While I'm here, I'll also just mention that the incest Taboo is more regarded as a social amplification of the Westermarck Effect. Again this post-dates the Firestone text.
The conclusion that I drew from her analysis was that, for all history, in order for the human species to survive, there has always been a need for women to get pregnant. If all women were to collectively say, no more pregnancies, there would be a dilemma. The species would end. There has always been some degree of coercion involved on the part of women because of their biology. A similar thing might be said about men (if men collectively said, no more sex, there would be a dilemma) - but men escape the burden of pregnancy, and the risks and pains of childbirth. It might be a more fair comparison if men suffered some serious risks and pains themselves in the process of reproduction, but they don't.

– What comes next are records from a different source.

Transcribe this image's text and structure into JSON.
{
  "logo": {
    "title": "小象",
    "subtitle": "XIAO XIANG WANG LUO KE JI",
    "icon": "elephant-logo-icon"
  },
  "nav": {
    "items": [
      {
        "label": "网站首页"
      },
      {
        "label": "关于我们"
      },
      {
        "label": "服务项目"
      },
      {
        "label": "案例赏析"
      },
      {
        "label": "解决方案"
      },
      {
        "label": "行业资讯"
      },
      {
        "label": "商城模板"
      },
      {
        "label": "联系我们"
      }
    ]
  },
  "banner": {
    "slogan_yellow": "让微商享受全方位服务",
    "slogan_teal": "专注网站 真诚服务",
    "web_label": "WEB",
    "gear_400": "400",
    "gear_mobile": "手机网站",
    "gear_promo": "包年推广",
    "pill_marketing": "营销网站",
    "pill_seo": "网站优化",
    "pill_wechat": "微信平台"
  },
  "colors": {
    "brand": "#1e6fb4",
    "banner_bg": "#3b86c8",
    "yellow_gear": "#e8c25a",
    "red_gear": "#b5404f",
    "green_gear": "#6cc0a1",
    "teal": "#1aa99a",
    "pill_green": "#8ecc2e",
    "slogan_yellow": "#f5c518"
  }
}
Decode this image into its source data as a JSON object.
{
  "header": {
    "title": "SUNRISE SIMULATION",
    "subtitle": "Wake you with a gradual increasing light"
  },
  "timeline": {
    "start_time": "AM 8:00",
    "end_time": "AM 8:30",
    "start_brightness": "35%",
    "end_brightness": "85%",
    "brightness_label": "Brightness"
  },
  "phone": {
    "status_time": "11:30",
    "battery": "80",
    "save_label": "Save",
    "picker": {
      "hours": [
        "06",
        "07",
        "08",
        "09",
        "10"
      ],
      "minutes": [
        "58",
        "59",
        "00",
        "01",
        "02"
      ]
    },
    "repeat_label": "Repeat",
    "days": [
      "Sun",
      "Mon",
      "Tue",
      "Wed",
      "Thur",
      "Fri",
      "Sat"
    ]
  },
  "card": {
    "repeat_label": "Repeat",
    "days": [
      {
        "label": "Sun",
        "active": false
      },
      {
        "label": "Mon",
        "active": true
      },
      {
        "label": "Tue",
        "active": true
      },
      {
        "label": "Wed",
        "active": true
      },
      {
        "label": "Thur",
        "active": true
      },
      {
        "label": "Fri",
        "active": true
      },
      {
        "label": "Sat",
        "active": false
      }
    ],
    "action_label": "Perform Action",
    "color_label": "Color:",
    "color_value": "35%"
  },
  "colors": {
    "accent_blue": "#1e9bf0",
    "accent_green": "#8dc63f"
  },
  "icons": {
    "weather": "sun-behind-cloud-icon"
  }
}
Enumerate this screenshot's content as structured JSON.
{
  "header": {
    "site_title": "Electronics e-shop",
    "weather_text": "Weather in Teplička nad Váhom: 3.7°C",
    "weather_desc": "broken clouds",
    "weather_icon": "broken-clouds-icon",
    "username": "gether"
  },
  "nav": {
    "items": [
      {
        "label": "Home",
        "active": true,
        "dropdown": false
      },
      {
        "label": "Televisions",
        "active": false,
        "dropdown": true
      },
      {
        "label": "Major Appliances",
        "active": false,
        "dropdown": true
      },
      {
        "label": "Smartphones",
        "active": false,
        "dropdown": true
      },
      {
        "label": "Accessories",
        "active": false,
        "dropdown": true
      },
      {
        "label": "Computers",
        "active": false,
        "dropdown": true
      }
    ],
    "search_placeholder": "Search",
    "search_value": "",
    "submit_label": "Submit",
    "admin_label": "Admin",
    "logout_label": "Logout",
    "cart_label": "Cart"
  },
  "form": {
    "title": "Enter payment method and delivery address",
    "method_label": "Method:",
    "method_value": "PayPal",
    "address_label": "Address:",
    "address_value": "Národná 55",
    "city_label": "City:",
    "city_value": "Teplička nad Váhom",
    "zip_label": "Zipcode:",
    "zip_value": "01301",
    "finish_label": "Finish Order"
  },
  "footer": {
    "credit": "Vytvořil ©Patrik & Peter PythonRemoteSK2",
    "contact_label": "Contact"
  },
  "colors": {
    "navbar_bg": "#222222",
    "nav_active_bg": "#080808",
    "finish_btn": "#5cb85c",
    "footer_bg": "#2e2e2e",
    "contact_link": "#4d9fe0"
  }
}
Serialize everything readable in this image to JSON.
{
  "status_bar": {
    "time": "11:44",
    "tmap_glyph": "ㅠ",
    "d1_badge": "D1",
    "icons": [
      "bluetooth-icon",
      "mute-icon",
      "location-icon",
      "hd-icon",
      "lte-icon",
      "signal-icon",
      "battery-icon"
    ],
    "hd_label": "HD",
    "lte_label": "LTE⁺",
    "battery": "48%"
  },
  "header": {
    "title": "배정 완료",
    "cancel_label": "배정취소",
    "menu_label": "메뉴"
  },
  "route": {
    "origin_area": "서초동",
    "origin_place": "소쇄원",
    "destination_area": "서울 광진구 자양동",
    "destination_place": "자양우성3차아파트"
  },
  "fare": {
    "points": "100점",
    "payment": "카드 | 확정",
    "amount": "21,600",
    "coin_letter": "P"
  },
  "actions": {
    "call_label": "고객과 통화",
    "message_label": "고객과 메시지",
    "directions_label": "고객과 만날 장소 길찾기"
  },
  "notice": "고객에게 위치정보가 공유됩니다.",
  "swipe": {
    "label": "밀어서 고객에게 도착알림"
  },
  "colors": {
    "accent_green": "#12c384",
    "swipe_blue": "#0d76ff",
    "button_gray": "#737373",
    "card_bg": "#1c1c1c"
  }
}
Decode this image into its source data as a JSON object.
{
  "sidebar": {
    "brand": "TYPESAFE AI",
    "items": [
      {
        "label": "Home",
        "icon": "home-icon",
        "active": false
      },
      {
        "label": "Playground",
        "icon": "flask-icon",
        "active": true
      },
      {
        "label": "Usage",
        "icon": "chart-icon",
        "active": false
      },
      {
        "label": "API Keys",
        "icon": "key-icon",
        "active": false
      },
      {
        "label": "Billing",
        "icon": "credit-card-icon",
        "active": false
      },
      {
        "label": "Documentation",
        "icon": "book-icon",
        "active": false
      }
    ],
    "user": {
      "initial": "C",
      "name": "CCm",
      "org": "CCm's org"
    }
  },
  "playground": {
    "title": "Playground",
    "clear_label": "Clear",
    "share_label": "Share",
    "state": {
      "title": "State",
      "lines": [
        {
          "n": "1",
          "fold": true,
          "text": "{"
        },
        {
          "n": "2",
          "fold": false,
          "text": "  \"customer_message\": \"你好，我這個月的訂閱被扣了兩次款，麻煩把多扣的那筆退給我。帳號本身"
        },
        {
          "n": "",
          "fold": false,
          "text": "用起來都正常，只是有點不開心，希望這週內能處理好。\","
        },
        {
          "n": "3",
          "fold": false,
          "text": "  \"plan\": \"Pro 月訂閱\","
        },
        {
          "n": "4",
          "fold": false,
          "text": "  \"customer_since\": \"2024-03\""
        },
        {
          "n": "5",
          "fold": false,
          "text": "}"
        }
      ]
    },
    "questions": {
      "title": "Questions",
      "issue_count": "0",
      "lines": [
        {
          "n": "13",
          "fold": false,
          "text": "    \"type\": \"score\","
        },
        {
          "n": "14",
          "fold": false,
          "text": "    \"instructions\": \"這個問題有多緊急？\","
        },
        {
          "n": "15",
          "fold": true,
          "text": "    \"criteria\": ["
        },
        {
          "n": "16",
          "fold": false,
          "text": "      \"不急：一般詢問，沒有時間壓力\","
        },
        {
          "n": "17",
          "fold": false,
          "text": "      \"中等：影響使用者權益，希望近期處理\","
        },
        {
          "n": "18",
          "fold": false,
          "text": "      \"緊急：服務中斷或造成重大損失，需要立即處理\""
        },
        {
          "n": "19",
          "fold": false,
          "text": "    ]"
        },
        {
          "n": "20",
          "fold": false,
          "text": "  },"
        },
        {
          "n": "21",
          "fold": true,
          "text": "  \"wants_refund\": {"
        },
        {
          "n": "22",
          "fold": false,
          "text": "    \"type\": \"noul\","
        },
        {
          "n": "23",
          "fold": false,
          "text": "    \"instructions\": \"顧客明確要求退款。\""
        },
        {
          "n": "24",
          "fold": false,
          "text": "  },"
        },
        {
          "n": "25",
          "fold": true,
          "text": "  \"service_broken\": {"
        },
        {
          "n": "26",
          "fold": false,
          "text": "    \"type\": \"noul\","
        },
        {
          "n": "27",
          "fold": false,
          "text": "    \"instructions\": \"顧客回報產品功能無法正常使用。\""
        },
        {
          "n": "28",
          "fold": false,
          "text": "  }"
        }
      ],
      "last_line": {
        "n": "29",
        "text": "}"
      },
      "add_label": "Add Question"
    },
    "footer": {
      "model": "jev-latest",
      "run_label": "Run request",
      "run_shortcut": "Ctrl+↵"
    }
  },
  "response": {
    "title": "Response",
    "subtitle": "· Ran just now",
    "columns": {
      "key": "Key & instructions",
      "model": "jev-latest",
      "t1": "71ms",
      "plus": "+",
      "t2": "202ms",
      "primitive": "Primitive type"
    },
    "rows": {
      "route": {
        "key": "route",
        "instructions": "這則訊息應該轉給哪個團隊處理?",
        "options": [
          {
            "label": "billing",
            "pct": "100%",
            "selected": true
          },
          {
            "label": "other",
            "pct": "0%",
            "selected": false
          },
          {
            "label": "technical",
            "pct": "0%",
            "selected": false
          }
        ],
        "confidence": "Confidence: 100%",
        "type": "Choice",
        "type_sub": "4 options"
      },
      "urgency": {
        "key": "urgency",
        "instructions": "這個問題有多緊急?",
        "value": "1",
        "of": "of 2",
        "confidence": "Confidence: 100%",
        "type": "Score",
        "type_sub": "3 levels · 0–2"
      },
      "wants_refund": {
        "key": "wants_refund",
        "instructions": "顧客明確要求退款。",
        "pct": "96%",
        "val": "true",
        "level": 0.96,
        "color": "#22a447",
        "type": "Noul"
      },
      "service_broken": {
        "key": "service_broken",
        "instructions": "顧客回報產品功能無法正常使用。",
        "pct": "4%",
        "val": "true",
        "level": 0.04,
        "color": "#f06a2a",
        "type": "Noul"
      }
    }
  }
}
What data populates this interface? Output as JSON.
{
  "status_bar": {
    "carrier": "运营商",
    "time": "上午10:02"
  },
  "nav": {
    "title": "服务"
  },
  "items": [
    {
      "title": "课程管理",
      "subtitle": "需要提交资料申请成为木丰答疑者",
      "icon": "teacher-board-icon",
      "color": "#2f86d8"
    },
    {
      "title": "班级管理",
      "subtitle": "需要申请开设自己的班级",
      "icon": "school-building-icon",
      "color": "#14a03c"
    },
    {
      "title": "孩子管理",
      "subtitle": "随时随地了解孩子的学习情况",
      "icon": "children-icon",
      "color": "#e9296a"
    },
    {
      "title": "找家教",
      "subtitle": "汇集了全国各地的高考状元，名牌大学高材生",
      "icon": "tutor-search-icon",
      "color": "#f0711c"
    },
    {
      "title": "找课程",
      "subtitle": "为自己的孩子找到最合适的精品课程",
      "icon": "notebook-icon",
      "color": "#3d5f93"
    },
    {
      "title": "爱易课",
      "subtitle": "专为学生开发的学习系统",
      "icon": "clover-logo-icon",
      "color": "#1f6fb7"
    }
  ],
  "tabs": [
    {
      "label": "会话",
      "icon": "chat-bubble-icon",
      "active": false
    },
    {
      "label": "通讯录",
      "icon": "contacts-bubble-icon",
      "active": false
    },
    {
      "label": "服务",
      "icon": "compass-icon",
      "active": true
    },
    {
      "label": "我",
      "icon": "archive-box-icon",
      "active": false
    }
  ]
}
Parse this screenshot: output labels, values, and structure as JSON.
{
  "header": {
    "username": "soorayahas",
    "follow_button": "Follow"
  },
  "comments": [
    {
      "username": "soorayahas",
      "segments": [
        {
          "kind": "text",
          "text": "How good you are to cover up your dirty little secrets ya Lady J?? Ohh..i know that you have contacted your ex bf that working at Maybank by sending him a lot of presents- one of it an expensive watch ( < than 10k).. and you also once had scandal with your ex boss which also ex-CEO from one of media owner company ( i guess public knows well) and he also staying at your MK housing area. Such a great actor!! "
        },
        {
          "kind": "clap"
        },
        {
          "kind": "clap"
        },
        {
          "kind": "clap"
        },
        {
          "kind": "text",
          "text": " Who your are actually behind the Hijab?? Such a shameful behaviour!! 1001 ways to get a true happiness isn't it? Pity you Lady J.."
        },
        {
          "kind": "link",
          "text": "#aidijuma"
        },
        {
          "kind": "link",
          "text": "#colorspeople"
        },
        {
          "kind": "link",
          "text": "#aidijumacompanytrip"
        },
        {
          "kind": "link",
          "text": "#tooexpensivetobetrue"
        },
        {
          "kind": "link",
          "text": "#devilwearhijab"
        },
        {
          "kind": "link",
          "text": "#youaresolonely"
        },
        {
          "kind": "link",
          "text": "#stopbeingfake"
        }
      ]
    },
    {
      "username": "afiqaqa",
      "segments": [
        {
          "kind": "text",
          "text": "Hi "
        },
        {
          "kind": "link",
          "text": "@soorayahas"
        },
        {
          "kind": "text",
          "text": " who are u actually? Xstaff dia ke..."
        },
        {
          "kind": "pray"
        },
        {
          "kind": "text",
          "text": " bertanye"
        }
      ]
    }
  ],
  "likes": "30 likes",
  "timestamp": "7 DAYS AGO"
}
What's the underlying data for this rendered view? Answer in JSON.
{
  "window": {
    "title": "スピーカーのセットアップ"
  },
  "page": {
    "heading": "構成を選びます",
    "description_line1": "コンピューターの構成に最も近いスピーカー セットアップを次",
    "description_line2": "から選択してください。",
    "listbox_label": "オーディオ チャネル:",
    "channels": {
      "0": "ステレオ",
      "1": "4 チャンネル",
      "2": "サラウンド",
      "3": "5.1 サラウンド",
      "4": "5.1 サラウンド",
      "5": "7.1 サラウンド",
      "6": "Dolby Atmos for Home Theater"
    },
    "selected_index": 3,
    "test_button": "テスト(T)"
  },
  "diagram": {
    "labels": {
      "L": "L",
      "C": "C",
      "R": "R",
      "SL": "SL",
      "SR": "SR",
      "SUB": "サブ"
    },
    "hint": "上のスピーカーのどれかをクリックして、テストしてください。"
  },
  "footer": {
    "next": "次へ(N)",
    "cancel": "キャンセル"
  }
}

Pregnancy was, for a long time, a very dangerous thing for women, literally life-or-death. Technology gives women the ability to escape this biological imperative to get pregnant by transferring the process to an artificial womb. All of this assumes that the continuation of the species is something that ought to happen, but that's a separate topic, I think.
Interesting links, btw.
That's a fact and always has been, but whether it is women who are imposed upon or men who are deprived and dependent, is decided otherwise than as a matter of fact. My inclination is to suggest that procreation is desired by most people who are not alienated from their own bodies. And in that case it is a privilege and advantage for women, who always know that their children are theirs. Indeed that is the exact reason that patriarchy needs to control female sexuality.